Kureyş kabilesinin Mekke’de hâkimiyeti sağlaması ise şöyle anlatılır; ‘Kureyş kabilesi, uzun süre Benî Kinâne’den olan akrabalarıyla birlikte dağınık gruplar halinde Mekke dışındaki çadırlarda yaşadı. V. yüzyılın ilk yarısında Fihr b. Mâlik’in altıncı kuşaktan torunu ve Hz. Peygamber’in beşinci kuşaktan dedesi Kusay b. Kilâb liderlik vasıflarıyla Kureyş kabilesi arasında seçkin bir yer kazandı ve kabilenin tarihinde önemli bir rol oynadı. Kureyş kabilesi, Kusay liderliğinde Kinâne ve Kudâa kabilelerinin de yardımıyla Mekke hâkimiyetini elinde bulunduran Benî Huzâa ile mücadele etti ve sonunda Mekke hâkimiyeti Kâbe ile ilgili hizmetlerle birlikte Kureyş kabilesine geçti. Kusay dağınık halde yaşayan Kureyş kollarını birleştirerek Kâbe çevresinde iskân etti.’ ‘Kusay b. Kilâb’ın Kureyş’in çeşitli kollarını Mekke’ye yerleştirmesiyle kabile yarı göçebelikten yerleşik hayata geçmişti. Mekke tarıma elverişli olmadığından Kureyş kabilesi ticaretle geçimini temin etmekte, ancak bu ticaret Mekke dışına taşmamaktaydı. Mekke’nin saldırı korkusu bulunmaksızın gelinebilecek ve sığınılabilecek kutsal bir yer (harem) oluşu şehrin bir ticaret merkezi olarak gelişmesine imkân vermişti. Kureyşliler Mekke’ye gelen yabancı tâcirlerden mal satın alır, kendi aralarında ve çevredeki Araplar’la alışveriş yaparlardı.’

Ticaret ve merkezi denince, üretimde yoksa alınıp satılan ürünler bir yerlerden gelmeli, bir yerlere de gitmeli idi. Mekke’den ürünlerin gönderildiği yer belli. Şam. Geldiği yer ise Hint okyanusu ve Kızıl denizi aşan gemiler vasıtasıyla Hindistan olmalı. Çok uzun seneler ve hala da geçerli olan bir yol. Tüccarlar kuzey de savaşan iki büyük devletin yarattığı girdabın içine düşmektense; sakin ve nefes alınacak bir istikrar ortamına sahip Mekke’de konaklamayı alışkanlık haline getirmiş olmalılar. Bölgeyi iyi bilen Mekkeli bir tüccar ile sevkiyata devam edilmesi, kervanların başına gelebilecek felaketlerin yarı yarıya düşmesi anlamına geldiği açık.

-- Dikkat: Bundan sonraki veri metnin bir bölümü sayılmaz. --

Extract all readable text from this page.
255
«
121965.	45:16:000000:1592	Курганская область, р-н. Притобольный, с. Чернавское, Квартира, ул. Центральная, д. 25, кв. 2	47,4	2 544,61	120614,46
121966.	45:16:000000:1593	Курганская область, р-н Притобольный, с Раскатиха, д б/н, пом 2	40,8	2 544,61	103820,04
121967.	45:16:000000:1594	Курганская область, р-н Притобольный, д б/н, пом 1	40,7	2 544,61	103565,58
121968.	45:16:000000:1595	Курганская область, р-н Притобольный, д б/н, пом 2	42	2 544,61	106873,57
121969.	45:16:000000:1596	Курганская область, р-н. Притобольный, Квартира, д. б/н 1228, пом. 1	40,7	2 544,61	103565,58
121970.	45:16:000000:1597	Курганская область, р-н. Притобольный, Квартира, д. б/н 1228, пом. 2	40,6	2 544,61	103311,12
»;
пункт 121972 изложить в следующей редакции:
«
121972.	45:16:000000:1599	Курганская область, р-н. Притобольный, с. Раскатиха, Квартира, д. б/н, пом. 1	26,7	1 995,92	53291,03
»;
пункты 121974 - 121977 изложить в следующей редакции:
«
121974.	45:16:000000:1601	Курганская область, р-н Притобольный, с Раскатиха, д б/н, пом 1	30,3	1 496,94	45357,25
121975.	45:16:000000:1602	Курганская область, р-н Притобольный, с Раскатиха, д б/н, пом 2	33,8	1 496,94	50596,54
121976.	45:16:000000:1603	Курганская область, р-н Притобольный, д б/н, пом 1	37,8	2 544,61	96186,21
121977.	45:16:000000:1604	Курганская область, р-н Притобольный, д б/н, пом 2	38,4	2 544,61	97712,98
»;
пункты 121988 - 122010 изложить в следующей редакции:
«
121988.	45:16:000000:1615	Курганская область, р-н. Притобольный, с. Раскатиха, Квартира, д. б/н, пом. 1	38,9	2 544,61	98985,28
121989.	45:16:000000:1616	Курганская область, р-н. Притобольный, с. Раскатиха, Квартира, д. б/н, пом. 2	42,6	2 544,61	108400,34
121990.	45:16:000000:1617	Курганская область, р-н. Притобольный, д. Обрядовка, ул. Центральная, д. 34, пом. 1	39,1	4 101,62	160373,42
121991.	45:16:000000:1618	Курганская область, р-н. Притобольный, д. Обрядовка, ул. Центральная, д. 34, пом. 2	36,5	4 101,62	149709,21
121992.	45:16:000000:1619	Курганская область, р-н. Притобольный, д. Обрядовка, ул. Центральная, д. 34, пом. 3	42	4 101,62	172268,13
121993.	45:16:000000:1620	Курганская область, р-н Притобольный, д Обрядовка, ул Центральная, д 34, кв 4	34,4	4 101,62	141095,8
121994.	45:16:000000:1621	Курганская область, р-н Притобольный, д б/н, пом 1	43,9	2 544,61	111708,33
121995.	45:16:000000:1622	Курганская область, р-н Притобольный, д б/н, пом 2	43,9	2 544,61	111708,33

İslam, dönemin özelliklerini gözeten ve sorunları tarif edip, çözüm öneren bir din olarak yükseldi. İslam, Tanrının iradesine teslimiyet anlamına gelen bir sözcüktür. Kurucusu, ticaretle uğraşan yeni zenginleşmeye başlamış bir kabilenin, çok önemli olmayan bir üyesi idi. Yaşamı boyunca hiçbir şey yazmadı. Kuran ölümünden sonra bir araya getirildi. Adalet, eşitlik ve zayıfa karşı şefkat vaat etti. Kendinden önceki peygamberlerde benzer şeyler söylemişlerdi. Bu söylem ve uygulamalar savaştan, yağmadan ve yoksulluktan bunalmış bölge insanlarına çok sıcak geldi.

Hz. Muhammed diğer peygamberlerden farklı bir özelliğe de sahipti. O düşünceleri uğruna savaşmaktan yanaydı aynı zamanda. Budizm, Konfüçyüs, Hıristiyanlık yaygınlaşmalarını, kurucularına değil, onları benimseyen güçlü devletlerin yaşayanlarına ve devlet görevlilerine borçluydu. İslam ise tam bir kargaşa ortamında doğdu, döğüşerek gelişti ve yaygınlaştı. Hz Muhammed bir hükümdar da değildi. 632’ de öldüğünde Arap birliği dağılma noktasına geldi. Sahabelerin bir bölümü bütün gece oturup Ebu Bekir’i halife seçtiler. Hem vekil (Tanrı’nın vekili) hem de halef (Muhammed’in halefi) anlamına gelen sözcük yerinde bir tercihti. Seçilen kişi Hz Muhammed’in otoritesine sahip değildi. Bu iç çatışmaların artmasına yol açtı. En sonda önderlik, Arap savaşçıları birliğinin komutanının eline geçti. Şam başkent oldu. Merkezi bir idare kuruldu. Şam’ın başkent oluşu ve Şam’ da egemen olan Muaviye’nin halife olması tesadüf değildi. Birincisi Şam, doğudan gelen zenginliğin bu bölgede toplandığı ana merkezlerden biri idi. Paranın ve gücün merkezi idi. İkincisi epey zaman önce Muaviye’nin dedelerinden Umeyye, Mekke’ de çıkan bir ihtilaftan dolayı burada sürgün hayatı yaşamıştı.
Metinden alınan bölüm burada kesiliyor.